Die Plätze auf der Zuschauertribüne im NSU-Verfahren sind knapp. Die Schlange vor dem Gerichtsgebäude ist zwar nicht mehr so lang wie am Anfang, doch noch immer kommen viele Besucher zu den Prozessterminen. Was zieht die Zuschauer in den Gerichtssaal, was erwarten sie vom Verfahren? Unser Autor Tom Sundermann hat nachgefragt.

Sylvia Dilans, Rentnerin aus München: Ich bin Rentnerin und habe Zeit, darum bin ich heute zum Prozess gekommen. Ich möchte die Verhandlung einmal aus erster Hand verfolgen, weil ich nicht immer nur darüber lesen will. Die Arbeit der Ermittlungsbehörden macht mich richtig betroffen. Es ist schrecklich, dass sie bei den Morden an lauter Türken und Griechen nicht auf rechtsextreme Täter geschlossen haben. Dass sie stattdessen die Angehörigen beschuldigt haben, ist wirklich traurig.
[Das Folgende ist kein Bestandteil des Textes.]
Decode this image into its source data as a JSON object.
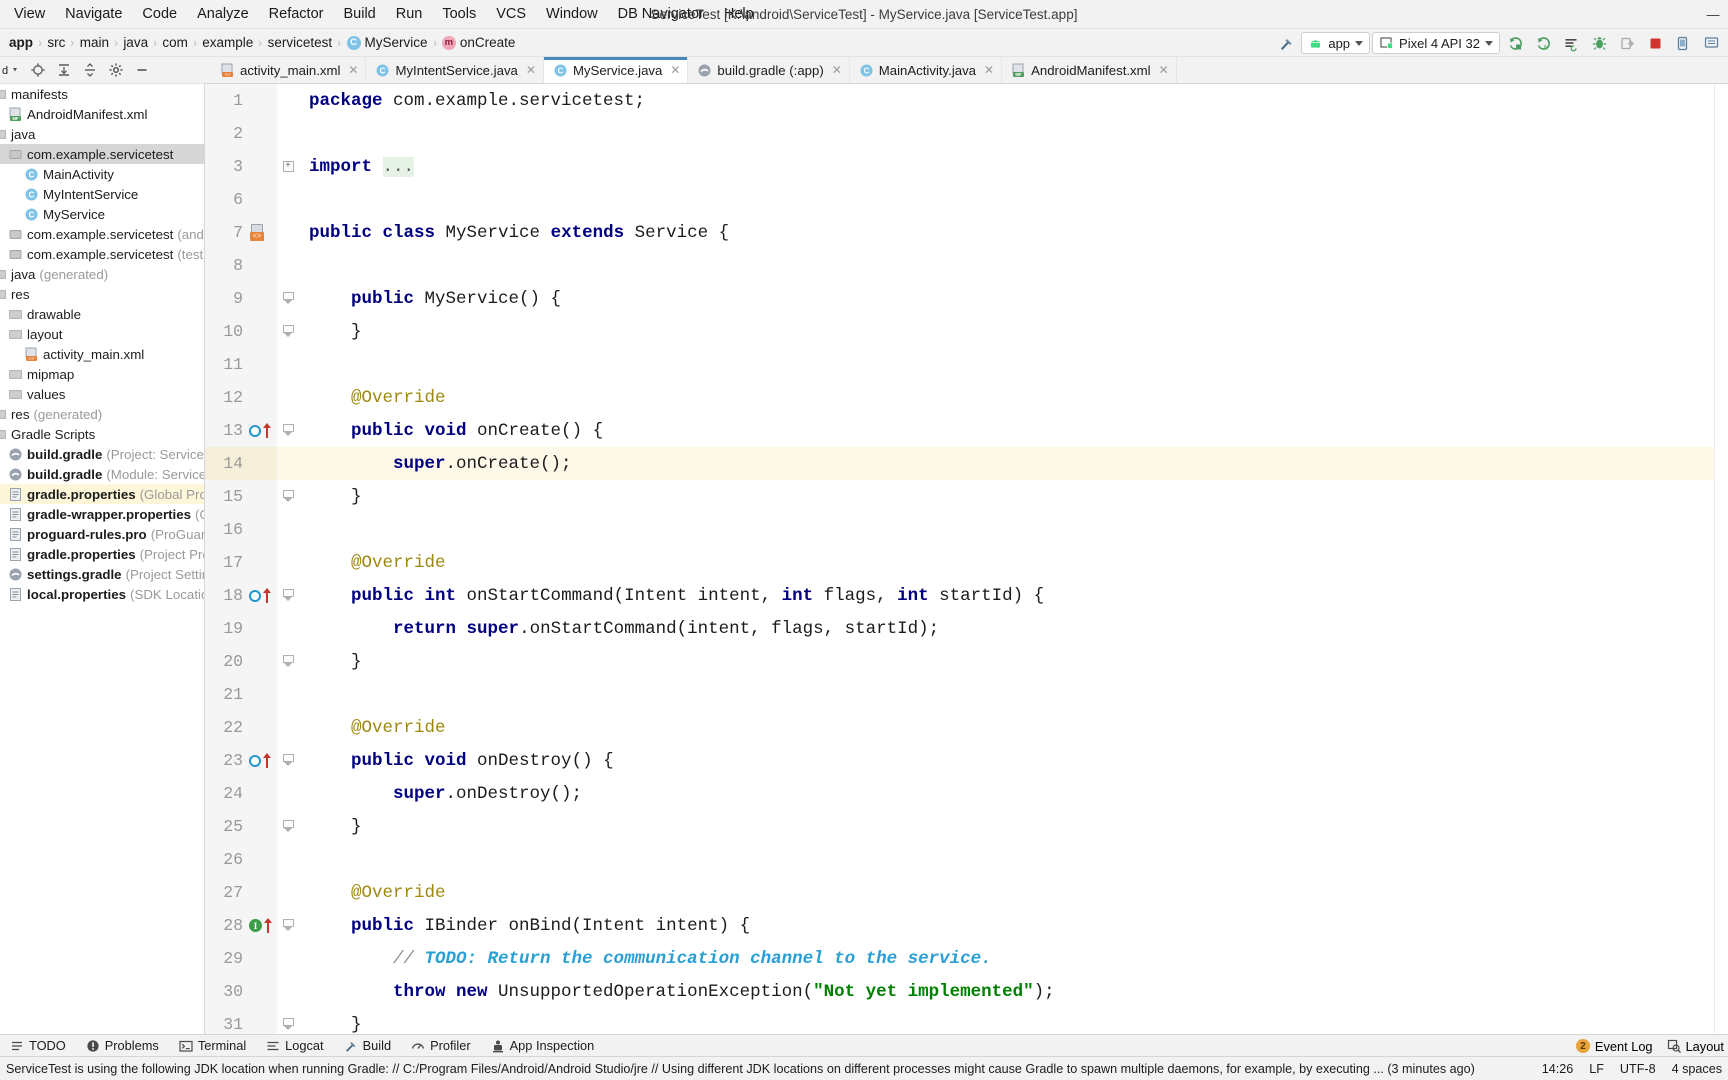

Ich bin sicher, dass Beate Zschäpe hart verurteilt wird. Eigentlich frage ich mich, warum man so ein langes Gezeter im Prozess macht. Aber wir sind nun mal ein Rechtsstaat. Die Arroganz von dem Mädel finde ich unverschämt, sie sollte in Sträflingsklamotten kommen und in einem Glaskasten sitzen. Ihr hochnäsiges Auftreten ist eine Beleidigung für unsere Gerichtsbarkeit.

Benedikt Funke, Student aus München: Ich beobachte den Prozess, weil ich Jura studiere. Später möchte ich mal Richter oder Strafverteidiger werden. Interessant finde ich vor allem das Auftreten der Angeklagten – den Ablauf eines Verfahrens kenne ich ja schon aus dem Studium. Ich habe das Gefühl, dass das Urteil in der Öffentlichkeit schon gefallen ist, darum ist es wichtig, sich den Prozess ganz sachlich anzusehen. Der Verdacht gegen die Angeklagten wiegt natürlich sehr schwer, aber wir müssen das Urteil abwarten. Der Prozess wird sicher ein gerechtes Ergebnis bringen.

Christine Bakoyannis, Studentin aus Starnberg: Ich bin Deutsch-Griechin, darum bin ich sehr gespannt auf das Verfahren. Ich habe mir vor Augen geführt: Es hätte auch mich treffen können oder jemanden aus meiner Familie. Es ist ein Glück, dass die Mordserie ein Ende gefunden hat – wäre das noch länger weitergegangen, hätte irgendwann eine unerträgliche Angst unter Migranten in Deutschland geherrscht. Damit hätten die Rechten gewonnen.

Der Staat muss jetzt zeigen, dass er sich nicht provozieren lässt. Darum ist es nicht schlimm, dass das Verfahren so lange dauern soll. Besser ist, wenn alles gründlich geschieht und wir viel über die Hintergründe erfahren. Dann tragen die Nazis keinen Sieg davon.

PS: Gerne hätten wir auch Fotos gezeigt, aber die Befragten wollten sich nicht fotografieren lassen. Und das Recht am Bild muss man wahren, gerade in einem Gerichtsgebäude.